Chronic pain is a complex condition that affects an increasing number of people. Today, there are a variety of interventions to manage it. But which works best? That’s the question we ask in this post.
Massage isn’t just for soothing joints after a grueling workout. It’s also for pain management in general. Anyone with muscular aches can benefit from the practice.
The benefits of massage are substantial. It reduces inflammation, improves circulation, and slashes stiffness. It also helps some people move their bodies more flexibly.
Many physicians swear by various types of physical therapy. These can adjust the body, strengthen and stretch muscles and joints, and lead to a realignment that fights pain at the source and doesn’t just mask symptoms.
Going to a chiropractor is one option, particularly if you have a posture-related pain issue or injury. However, the exact technique you receive will depend on the affected body part.
Acupuncture is an ancient technique that involves pricking the body with pins. Long considered a form of complementary medicine, it may be the most effective technique for pain management available. Many people with intractable chronic pain find that it helps them deal with their condition and get a better grip on it.
The range of chronic pain-causing diseases that acupuncture can address is remarkably long and includes osteoarthritis, back pain, knee pain, and shoulder pain. Acupuncture evidence suggests that the technique can cut muscle spasms and improve relaxation over the long term.
Yoga seems like such a simple thing, but it has a powerful effect on the body. The ancient practice increases flexibility, strength, and fitness by guiding you through a series of body-enhancing moves.
The same goes for Tai Chi. The ancient Chinese practice helps to improve circulation and quiets the mind. It is also gentle on the joints, making it a great option for older people trying to manage chronic pain.
Studies have found that both these techniques effectively reduce the pain levels a person experiences. They are also accessible for beginners to start.
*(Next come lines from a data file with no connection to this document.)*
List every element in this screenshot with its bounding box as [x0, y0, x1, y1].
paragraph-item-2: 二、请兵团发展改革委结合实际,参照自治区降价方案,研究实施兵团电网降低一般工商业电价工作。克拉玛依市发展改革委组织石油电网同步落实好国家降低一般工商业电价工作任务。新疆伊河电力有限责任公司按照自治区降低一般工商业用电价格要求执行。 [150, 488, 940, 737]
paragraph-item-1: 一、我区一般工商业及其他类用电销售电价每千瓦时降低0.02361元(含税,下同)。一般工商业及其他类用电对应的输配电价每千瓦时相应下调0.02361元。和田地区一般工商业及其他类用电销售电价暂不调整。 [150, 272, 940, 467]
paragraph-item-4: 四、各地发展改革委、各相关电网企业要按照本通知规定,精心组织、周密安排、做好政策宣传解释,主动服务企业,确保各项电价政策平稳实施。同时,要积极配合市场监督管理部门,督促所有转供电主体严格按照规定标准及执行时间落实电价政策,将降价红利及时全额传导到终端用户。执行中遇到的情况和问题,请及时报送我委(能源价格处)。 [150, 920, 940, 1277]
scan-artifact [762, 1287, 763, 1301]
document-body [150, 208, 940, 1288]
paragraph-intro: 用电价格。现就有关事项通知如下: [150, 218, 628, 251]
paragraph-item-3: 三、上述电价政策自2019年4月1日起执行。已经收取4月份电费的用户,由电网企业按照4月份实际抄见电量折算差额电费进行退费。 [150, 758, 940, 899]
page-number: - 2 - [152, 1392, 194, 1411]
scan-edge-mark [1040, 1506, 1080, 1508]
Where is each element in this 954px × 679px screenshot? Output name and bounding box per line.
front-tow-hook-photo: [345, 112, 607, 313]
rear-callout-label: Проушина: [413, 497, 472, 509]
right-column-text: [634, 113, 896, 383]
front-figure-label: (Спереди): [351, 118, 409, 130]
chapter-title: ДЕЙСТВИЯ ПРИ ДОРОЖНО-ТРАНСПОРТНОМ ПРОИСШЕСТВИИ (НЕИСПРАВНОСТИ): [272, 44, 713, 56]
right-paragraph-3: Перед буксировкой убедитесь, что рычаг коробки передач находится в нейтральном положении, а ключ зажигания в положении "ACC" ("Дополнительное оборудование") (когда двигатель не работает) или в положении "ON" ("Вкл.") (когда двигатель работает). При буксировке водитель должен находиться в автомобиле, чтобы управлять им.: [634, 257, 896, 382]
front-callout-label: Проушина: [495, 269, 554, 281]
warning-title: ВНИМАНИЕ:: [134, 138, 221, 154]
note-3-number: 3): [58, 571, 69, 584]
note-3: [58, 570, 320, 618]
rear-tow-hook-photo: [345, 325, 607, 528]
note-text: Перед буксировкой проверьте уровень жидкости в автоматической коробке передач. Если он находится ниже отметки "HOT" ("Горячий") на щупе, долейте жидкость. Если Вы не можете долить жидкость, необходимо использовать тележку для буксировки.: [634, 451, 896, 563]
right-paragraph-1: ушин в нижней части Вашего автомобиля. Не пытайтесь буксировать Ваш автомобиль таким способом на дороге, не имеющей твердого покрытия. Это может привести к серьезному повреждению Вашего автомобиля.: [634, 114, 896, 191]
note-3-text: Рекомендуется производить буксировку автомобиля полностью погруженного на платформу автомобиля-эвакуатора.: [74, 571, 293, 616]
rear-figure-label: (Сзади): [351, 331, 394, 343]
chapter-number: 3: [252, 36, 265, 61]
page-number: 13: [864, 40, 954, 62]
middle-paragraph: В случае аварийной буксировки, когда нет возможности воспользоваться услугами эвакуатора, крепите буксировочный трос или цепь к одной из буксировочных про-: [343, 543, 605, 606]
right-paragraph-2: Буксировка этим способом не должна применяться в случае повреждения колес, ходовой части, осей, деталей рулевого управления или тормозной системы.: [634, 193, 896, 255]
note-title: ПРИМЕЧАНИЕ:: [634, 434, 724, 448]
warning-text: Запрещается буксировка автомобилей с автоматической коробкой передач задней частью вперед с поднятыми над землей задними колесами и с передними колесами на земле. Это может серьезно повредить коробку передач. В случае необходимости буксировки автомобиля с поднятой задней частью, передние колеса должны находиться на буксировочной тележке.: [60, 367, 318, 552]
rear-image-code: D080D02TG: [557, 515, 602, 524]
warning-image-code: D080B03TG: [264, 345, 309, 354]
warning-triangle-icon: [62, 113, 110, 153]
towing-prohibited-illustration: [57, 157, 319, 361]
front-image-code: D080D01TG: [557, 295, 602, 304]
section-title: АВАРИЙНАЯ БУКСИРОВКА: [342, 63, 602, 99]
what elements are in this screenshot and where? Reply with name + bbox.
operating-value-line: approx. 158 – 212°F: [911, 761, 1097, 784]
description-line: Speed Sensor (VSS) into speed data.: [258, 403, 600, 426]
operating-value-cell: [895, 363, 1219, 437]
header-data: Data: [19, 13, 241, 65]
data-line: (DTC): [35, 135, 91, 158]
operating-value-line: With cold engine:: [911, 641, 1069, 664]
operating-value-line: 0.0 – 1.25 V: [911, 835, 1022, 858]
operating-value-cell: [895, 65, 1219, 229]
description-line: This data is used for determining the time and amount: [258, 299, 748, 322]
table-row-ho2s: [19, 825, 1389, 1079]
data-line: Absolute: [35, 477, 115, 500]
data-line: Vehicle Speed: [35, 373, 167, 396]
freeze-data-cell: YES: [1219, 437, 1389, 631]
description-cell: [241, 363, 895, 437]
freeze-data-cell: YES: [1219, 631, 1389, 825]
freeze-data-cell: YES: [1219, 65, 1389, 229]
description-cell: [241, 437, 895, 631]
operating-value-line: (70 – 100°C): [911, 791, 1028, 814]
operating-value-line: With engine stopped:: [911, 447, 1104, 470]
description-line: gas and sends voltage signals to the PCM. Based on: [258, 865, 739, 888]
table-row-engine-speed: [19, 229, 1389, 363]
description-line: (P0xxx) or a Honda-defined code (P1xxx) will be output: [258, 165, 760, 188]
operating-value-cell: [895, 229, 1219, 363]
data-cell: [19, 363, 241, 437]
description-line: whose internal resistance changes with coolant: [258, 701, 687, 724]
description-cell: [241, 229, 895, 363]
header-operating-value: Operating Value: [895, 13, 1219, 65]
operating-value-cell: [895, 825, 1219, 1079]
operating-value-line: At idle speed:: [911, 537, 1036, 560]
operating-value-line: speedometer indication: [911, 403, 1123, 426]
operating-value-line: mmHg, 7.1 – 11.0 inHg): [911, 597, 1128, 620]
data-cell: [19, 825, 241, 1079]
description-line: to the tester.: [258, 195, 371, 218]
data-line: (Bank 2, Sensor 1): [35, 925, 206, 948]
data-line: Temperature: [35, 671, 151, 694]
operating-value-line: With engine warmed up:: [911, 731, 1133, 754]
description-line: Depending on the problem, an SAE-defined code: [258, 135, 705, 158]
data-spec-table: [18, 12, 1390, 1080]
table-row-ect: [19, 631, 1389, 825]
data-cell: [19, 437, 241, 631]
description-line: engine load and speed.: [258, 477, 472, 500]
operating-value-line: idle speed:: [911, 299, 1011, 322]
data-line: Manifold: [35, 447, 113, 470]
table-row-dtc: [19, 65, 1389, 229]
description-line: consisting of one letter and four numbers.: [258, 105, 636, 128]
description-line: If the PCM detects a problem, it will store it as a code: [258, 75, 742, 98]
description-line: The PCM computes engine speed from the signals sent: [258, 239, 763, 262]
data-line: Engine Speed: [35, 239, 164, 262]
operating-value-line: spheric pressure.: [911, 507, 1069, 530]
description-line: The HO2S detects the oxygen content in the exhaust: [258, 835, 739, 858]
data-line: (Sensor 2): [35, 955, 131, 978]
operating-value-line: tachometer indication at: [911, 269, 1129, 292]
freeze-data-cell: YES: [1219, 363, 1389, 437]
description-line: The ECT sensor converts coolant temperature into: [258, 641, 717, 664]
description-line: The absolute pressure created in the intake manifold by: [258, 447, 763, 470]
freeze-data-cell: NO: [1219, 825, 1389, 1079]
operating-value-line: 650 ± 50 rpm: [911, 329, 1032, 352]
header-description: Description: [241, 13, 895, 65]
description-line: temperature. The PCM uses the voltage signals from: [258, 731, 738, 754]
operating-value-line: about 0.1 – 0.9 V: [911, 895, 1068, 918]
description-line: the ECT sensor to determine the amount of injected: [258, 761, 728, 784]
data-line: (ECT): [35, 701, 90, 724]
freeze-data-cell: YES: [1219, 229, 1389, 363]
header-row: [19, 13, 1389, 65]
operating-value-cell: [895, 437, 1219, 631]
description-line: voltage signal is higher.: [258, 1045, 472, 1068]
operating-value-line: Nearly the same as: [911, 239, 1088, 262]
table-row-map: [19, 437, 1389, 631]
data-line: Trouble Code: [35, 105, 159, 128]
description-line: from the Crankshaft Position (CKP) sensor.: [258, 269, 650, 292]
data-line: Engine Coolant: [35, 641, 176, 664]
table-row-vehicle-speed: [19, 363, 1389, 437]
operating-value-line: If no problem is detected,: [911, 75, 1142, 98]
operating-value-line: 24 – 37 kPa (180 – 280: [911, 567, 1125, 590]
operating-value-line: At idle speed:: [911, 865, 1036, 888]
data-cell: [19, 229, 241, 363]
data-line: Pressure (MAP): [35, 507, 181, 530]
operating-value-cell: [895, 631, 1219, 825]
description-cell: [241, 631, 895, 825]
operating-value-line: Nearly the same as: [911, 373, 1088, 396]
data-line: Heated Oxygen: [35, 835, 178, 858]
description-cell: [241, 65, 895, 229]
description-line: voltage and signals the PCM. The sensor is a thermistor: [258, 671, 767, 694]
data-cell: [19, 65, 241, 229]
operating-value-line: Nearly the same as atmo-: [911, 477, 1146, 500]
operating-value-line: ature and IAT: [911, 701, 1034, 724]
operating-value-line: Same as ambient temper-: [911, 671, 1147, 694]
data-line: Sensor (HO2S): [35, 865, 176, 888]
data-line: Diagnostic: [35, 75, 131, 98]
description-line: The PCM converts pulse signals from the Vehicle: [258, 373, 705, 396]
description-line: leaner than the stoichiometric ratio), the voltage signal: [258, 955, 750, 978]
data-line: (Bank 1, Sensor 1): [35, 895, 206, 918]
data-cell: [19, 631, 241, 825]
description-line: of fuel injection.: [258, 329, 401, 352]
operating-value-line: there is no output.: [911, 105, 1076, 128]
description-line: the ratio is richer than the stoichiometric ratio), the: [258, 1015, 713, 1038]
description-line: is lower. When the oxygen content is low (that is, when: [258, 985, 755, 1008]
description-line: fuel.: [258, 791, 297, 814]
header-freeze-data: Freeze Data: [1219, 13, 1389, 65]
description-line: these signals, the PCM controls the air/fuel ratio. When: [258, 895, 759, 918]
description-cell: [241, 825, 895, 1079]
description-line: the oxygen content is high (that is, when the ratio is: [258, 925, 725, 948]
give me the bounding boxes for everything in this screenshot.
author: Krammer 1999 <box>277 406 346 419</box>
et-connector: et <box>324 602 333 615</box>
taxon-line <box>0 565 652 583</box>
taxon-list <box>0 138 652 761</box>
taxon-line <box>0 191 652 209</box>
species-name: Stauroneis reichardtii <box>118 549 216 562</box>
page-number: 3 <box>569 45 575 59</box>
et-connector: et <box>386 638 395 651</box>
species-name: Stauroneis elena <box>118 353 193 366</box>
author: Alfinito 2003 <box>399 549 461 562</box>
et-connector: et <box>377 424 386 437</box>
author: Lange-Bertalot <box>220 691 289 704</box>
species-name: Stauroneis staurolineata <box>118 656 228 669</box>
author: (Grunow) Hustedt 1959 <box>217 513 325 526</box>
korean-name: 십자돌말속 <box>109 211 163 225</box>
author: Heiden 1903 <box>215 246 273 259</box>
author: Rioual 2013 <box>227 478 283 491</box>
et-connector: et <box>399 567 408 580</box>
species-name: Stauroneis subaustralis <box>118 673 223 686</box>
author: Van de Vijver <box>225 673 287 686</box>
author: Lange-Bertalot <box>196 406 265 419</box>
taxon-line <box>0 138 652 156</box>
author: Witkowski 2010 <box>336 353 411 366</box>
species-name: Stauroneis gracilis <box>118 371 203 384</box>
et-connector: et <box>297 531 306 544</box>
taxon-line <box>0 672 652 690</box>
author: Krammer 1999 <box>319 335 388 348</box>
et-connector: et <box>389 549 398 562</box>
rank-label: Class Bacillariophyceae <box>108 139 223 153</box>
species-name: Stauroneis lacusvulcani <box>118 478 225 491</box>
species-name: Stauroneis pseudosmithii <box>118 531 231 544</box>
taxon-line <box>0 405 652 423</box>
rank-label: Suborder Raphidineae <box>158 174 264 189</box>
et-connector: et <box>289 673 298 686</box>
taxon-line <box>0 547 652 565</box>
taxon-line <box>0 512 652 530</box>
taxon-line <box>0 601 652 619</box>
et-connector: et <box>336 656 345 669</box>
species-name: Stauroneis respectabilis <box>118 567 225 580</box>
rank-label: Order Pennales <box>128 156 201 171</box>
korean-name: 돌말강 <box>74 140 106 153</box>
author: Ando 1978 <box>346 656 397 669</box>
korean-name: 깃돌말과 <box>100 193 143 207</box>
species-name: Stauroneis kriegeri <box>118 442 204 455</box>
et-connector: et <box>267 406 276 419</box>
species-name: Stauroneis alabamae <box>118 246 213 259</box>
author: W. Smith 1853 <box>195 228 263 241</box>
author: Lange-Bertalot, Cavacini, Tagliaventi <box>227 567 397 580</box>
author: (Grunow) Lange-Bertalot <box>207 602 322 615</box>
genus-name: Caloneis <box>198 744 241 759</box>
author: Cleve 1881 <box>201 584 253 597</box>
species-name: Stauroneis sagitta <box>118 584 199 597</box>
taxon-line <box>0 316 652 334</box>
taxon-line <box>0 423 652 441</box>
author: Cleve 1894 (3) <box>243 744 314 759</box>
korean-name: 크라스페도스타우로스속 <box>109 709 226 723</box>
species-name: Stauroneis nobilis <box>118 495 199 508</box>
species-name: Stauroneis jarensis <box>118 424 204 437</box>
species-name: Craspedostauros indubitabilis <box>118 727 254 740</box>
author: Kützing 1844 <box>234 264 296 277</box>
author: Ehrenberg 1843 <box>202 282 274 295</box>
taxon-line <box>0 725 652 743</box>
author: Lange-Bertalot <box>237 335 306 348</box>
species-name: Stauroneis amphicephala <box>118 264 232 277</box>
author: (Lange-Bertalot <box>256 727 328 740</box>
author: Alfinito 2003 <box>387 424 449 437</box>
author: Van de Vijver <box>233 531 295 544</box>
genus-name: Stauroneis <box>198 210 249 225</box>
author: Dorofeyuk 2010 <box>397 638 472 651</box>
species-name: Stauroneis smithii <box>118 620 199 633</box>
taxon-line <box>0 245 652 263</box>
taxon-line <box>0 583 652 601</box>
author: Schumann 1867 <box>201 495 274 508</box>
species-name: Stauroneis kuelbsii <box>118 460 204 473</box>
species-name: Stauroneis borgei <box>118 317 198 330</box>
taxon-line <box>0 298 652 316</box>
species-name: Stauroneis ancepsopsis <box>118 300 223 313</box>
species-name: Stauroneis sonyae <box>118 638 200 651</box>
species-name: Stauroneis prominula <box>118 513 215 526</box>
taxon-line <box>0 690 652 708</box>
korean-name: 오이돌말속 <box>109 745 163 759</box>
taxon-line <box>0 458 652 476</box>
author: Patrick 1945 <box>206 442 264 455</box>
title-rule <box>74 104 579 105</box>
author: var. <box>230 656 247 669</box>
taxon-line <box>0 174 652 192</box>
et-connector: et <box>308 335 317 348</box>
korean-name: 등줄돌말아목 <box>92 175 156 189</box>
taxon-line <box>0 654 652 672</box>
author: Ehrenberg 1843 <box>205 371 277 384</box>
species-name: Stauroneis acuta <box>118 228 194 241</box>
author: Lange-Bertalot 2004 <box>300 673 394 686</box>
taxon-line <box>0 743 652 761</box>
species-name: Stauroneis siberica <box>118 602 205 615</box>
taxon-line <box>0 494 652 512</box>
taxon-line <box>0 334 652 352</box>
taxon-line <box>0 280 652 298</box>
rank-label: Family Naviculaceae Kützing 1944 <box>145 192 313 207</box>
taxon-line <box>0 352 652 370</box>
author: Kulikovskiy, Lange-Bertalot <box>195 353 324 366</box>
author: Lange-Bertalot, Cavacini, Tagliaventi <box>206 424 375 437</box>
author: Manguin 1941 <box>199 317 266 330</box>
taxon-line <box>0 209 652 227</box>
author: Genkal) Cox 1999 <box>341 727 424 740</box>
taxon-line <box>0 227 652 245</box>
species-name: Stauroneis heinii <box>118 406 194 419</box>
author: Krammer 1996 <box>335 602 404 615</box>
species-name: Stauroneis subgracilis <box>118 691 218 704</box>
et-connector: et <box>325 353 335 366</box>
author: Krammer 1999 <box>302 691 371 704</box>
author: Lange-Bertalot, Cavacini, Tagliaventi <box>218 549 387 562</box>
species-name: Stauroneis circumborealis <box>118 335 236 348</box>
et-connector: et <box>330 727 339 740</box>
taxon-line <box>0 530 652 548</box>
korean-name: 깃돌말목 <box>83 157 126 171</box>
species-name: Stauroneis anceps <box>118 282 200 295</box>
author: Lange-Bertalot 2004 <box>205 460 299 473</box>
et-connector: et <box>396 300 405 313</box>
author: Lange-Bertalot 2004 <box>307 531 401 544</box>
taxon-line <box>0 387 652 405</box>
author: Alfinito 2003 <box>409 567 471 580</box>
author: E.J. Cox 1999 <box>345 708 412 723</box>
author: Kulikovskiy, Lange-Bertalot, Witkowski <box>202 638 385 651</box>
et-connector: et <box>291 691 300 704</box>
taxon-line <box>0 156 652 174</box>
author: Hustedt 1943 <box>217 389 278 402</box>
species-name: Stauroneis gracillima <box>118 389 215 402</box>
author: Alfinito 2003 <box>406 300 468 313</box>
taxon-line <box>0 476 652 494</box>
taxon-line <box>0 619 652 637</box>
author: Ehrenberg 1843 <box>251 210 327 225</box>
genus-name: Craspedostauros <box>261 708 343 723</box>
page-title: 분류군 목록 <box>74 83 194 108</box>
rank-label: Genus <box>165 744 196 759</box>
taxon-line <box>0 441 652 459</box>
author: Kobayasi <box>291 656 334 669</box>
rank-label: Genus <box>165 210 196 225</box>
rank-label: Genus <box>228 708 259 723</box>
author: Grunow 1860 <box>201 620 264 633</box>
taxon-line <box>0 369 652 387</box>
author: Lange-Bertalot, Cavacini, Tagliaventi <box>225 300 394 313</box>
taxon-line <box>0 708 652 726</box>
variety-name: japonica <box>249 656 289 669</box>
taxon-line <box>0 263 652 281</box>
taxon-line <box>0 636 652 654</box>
Many people with chronic pain find that the experience of the pain makes them feel agitated, worsening symptoms. The trick here is to find techniques that help the body to relax, including deep breathing techniques and progressive muscle relaxation. These activate the body’s nervous system, relieving tension and allowing it to enter its “rest and digest” state. Once the body goes into this mode, pain often becomes less intense or disappears entirely.
Some people may find calming activities superior. These include things like warm baths, reading books and crafting.
With repeated practice, many relaxation techniques can actually start to chip away at the underlying causes of chronic pain. As the mind and body become trained to feel differently about life, tension and pain may disappear or only return during episodes of life stress or challenges.
If you’re struggling with chronic pain, try some of these techniques and see if they work for you.